The Urdu writers in the group inaugurated a tradition known as taraqqi-pasandi (progressivism), and poets such as Firaq Gorakhpuri and Josh Malihabadi wrote revolutionary anthems to shake off the cobwebs of custom for the creation of an enlightened future. Majaz, in 1933, offered "1917" as example:

Kohsaaron ki taraf se surkh aandhi aayegi

Jabaja aabaadiyon mein aag si lag jaayegi

Aur is rang-e shafaq mein ba-hazaraan aab-o tab

Jagmagaaega vatan ki hurriyat ka aaftaab

A red storm is approaching from over the mountains

Sparking a fire in the settlements

And on this horizon, amidst a thousand tumults

Shall shine the sun of our land's freedom.

The progressive writers, who delved into the rich resource of the Urdu language and the imagery of Urdu poetry, delivered verse at a prodigious rate. During the 1930s and 1940s, there remained spaces for poets to enthral (mostly male) audiences, and to find their couplets on the lips of millions who went in search of freedom. These were, as Ali and Raza Mir put it, "anthems of resistance". But from the start, they came with equal parts hope and disappointment. A decade after the inauguration of the PWA, the Subcontinent parted and the full freedom of the socialist imagination never happened. Sahir Ludhianvi bemoaned the "same procession of robbers", who now "wear new clothes". Faiz Ahmed Faiz's evocative "1947" poem begins wearily and despondently, "Yeh daagh, daagh ujaala, ye shab gazeeda sahar" (This tarnished light, this ashen dawn), and then asks, "Where did the morning breeze come from, which way did it depart?"

Cinema ghazals

But their grief did not last long. Ali and Raza Mir tell us that the poets were "disillusioned by the nation-state" – although it seems from their own evidence that they were merely angered at the direction taken by the new countries. Strong poems for the Telengana fighters (from Makhdoom) or against religious obscurantism (from Kaifi Azmi) indicate that these poets sought to throw in their lot with the struggles of the people to build a better world. Their despondency did not remove them from the fight – too much was at stake. The claustrophobia of their feudal society, the chimera of capitalist freedom and the frustrations of thwarted desire for independence led them, as with Sikandar from M S Sathyu's 1973 Garam Hawa, into the arms of the communist and people's struggles.

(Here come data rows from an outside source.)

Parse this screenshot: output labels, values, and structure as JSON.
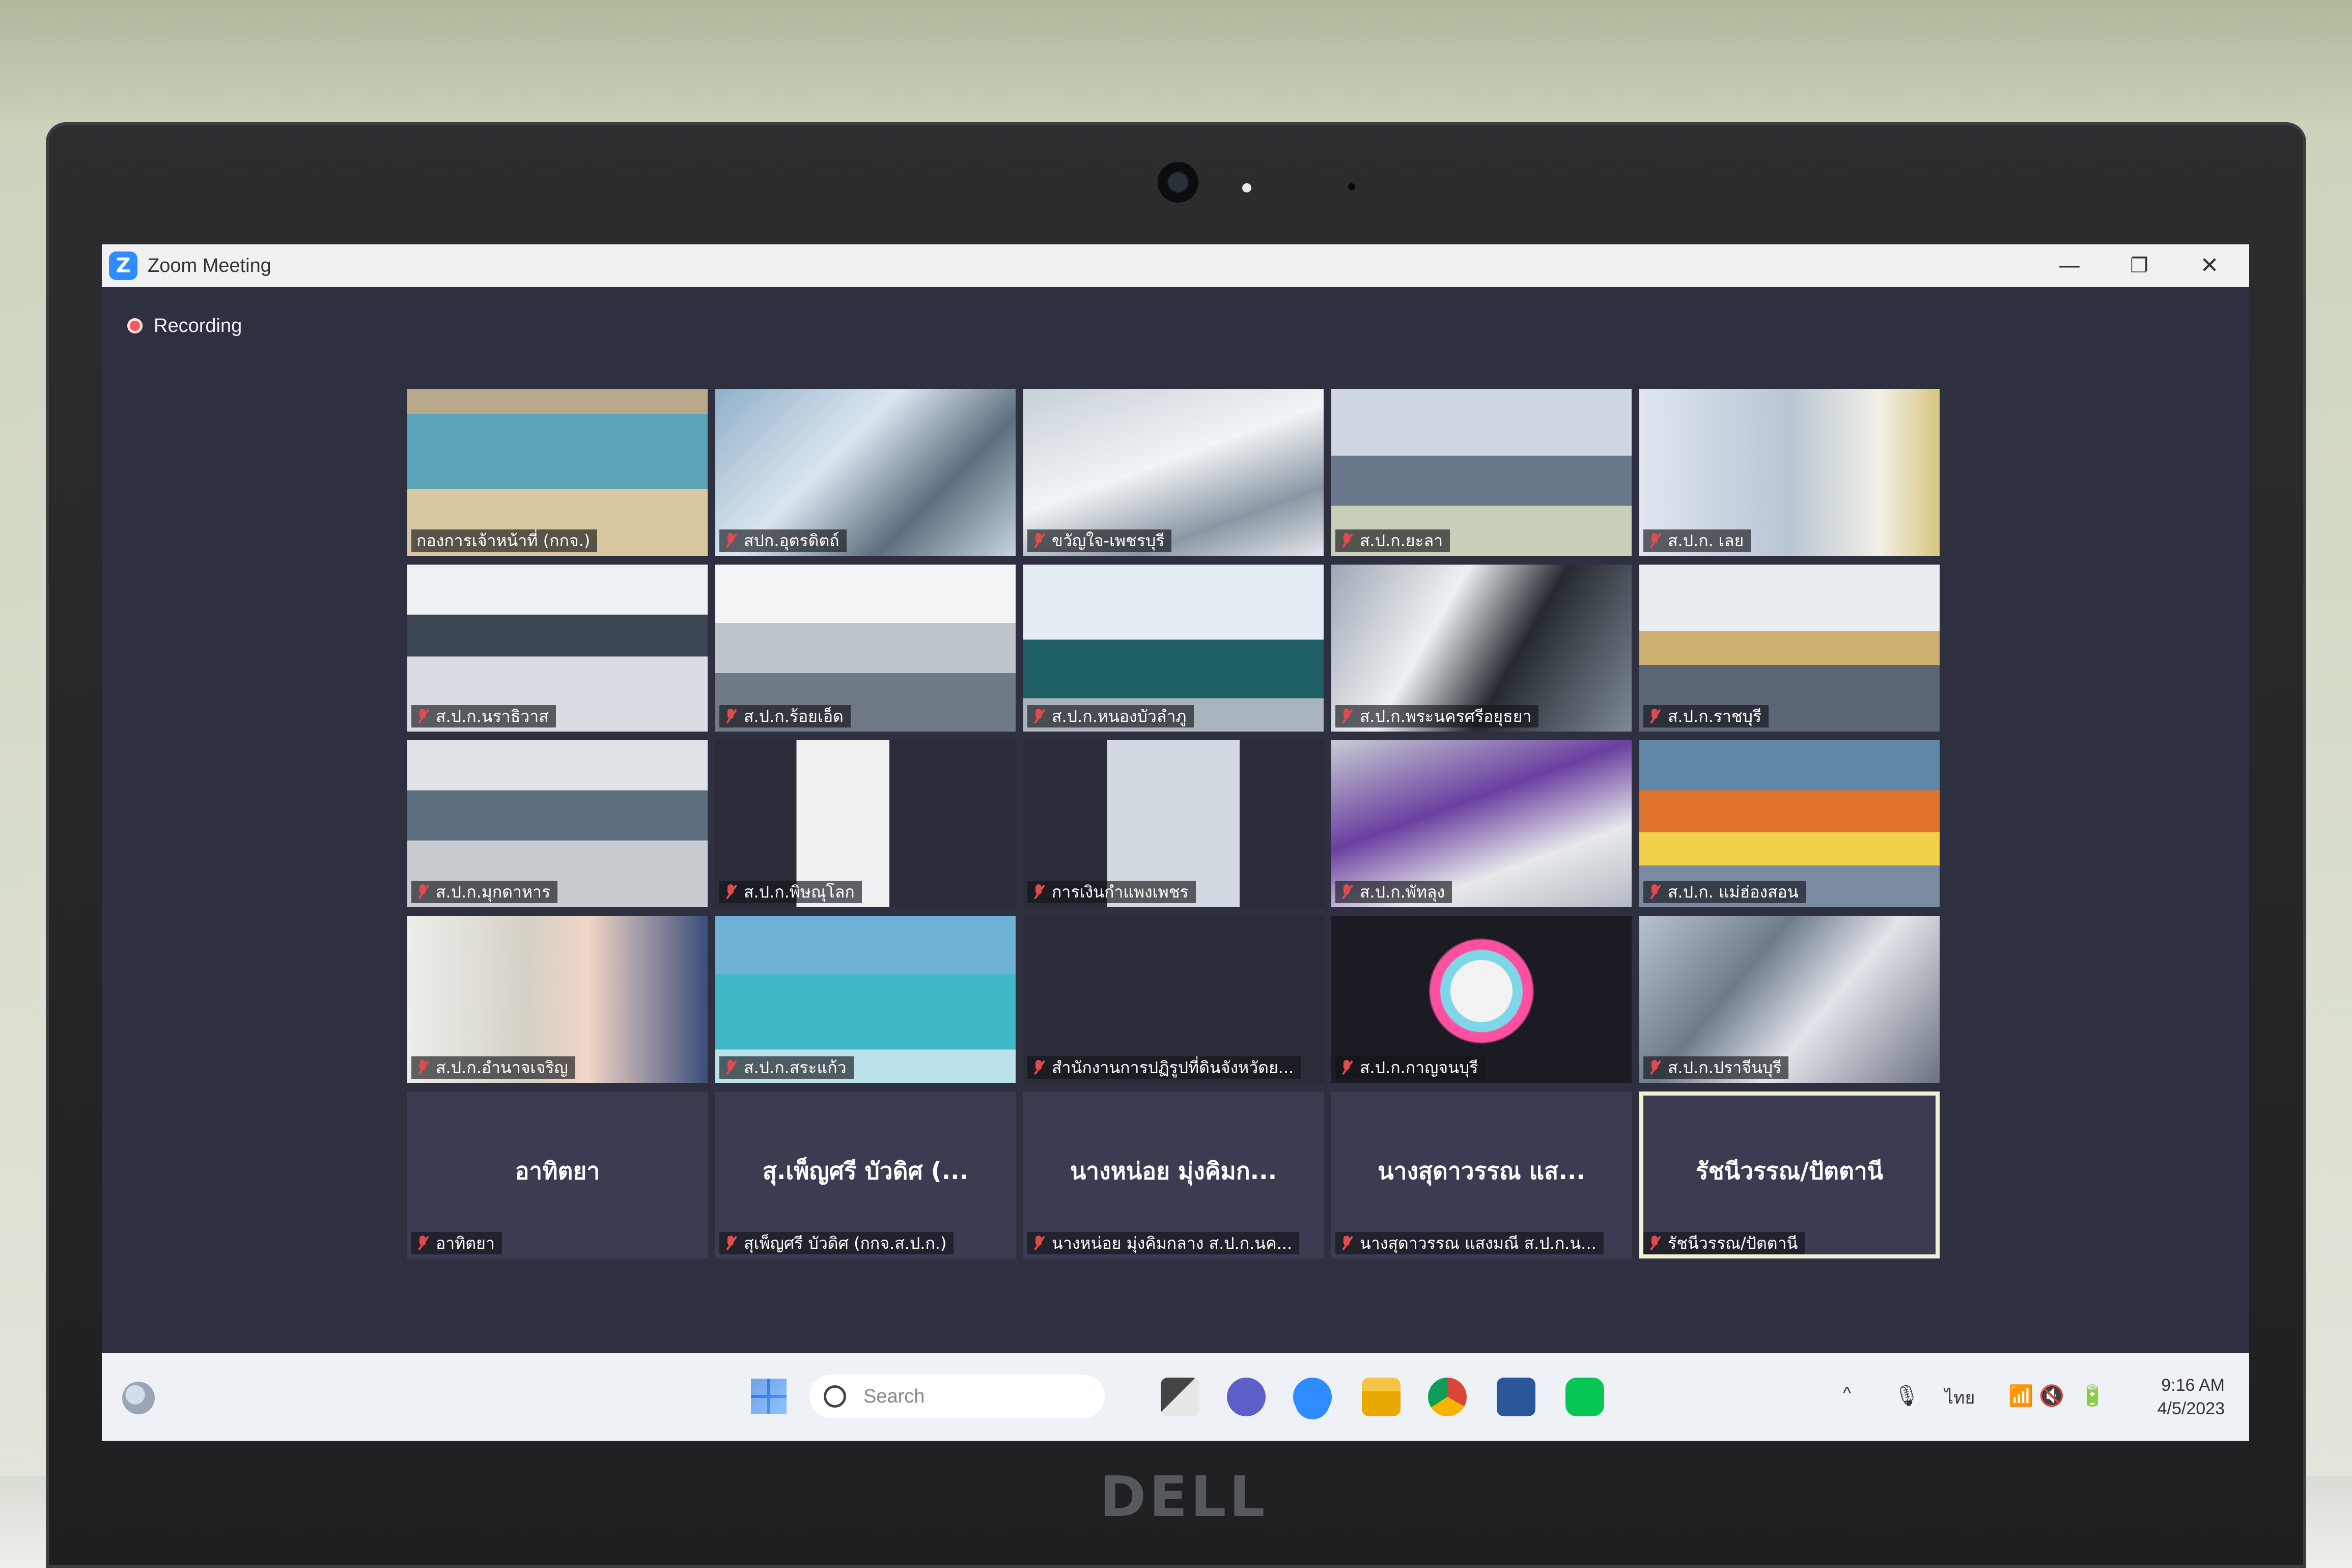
{
  "window": {
    "title": "Zoom Meeting",
    "minimize": "—",
    "restore": "❐",
    "close": "✕"
  },
  "recording": {
    "label": "Recording"
  },
  "tiles": [
    {
      "name": "กองการเจ้าหน้าที่ (กกจ.)",
      "muted": false
    },
    {
      "name": "สปก.อุตรดิตถ์",
      "muted": true
    },
    {
      "name": "ขวัญใจ-เพชรบุรี",
      "muted": true
    },
    {
      "name": "ส.ป.ก.ยะลา",
      "muted": true
    },
    {
      "name": "ส.ป.ก. เลย",
      "muted": true
    },
    {
      "name": "ส.ป.ก.นราธิวาส",
      "muted": true
    },
    {
      "name": "ส.ป.ก.ร้อยเอ็ด",
      "muted": true
    },
    {
      "name": "ส.ป.ก.หนองบัวลำภู",
      "muted": true
    },
    {
      "name": "ส.ป.ก.พระนครศรีอยุธยา",
      "muted": true
    },
    {
      "name": "ส.ป.ก.ราชบุรี",
      "muted": true
    },
    {
      "name": "ส.ป.ก.มุกดาหาร",
      "muted": true
    },
    {
      "name": "ส.ป.ก.พิษณุโลก",
      "muted": true
    },
    {
      "name": "การเงินกำแพงเพชร",
      "muted": true
    },
    {
      "name": "ส.ป.ก.พัทลุง",
      "muted": true
    },
    {
      "name": "ส.ป.ก. แม่ฮ่องสอน",
      "muted": true
    },
    {
      "name": "ส.ป.ก.อำนาจเจริญ",
      "muted": true
    },
    {
      "name": "ส.ป.ก.สระแก้ว",
      "muted": true
    },
    {
      "name": "สำนักงานการปฏิรูปที่ดินจังหวัดย...",
      "muted": true
    },
    {
      "name": "ส.ป.ก.กาญจนบุรี",
      "muted": true
    },
    {
      "name": "ส.ป.ก.ปราจีนบุรี",
      "muted": true
    },
    {
      "name": "อาทิตยา",
      "display": "อาทิตยา",
      "muted": true
    },
    {
      "name": "สุเพ็ญศรี บัวดิศ (กกจ.ส.ป.ก.)",
      "display": "สุ.เพ็ญศรี บัวดิศ (...",
      "muted": true
    },
    {
      "name": "นางหน่อย มุ่งคิมกลาง ส.ป.ก.นค...",
      "display": "นางหน่อย มุ่งคิมก...",
      "muted": true
    },
    {
      "name": "นางสุดาวรรณ แสงมณี ส.ป.ก.น...",
      "display": "นางสุดาวรรณ แส...",
      "muted": true
    },
    {
      "name": "รัชนีวรรณ/ปัตตานี",
      "display": "รัชนีวรรณ/ปัตตานี",
      "muted": true
    }
  ],
  "taskbar": {
    "search_placeholder": "Search",
    "language": "ไทย",
    "time": "9:16 AM",
    "date": "4/5/2023",
    "tray_chevron": "^"
  },
  "device": {
    "brand": "DELL"
  },
  "colors": {
    "meeting_bg": "#2e3040",
    "zoom_blue": "#2d8cff",
    "recording_red": "#f05a5a",
    "muted_red": "#e04c4c"
  }
}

Theirs is the tradition of song, the ghazal, and it is fitting that the poets found employment writing songs for Hindi cinema. Sahir, Kaifi Azmi, Majrooh and others took to the medium with gusto. Pyaasa, from 1957, was the apex, with Sahir's red-hot indictment of the political class:

Zara mulk ke rahbaron ko bulaao

Ye kooche, ye galiyaan, ye manzar dikhaao

Jinhen naaz hai Hind par unko laao

Jinhen naaz hai Hind par voh kahaan hai?

Go, fetch the leaders of the nation

Show them these streets, these lanes, these sights

Summon them, those who are proud of India

Those who are proud of India, where are they?)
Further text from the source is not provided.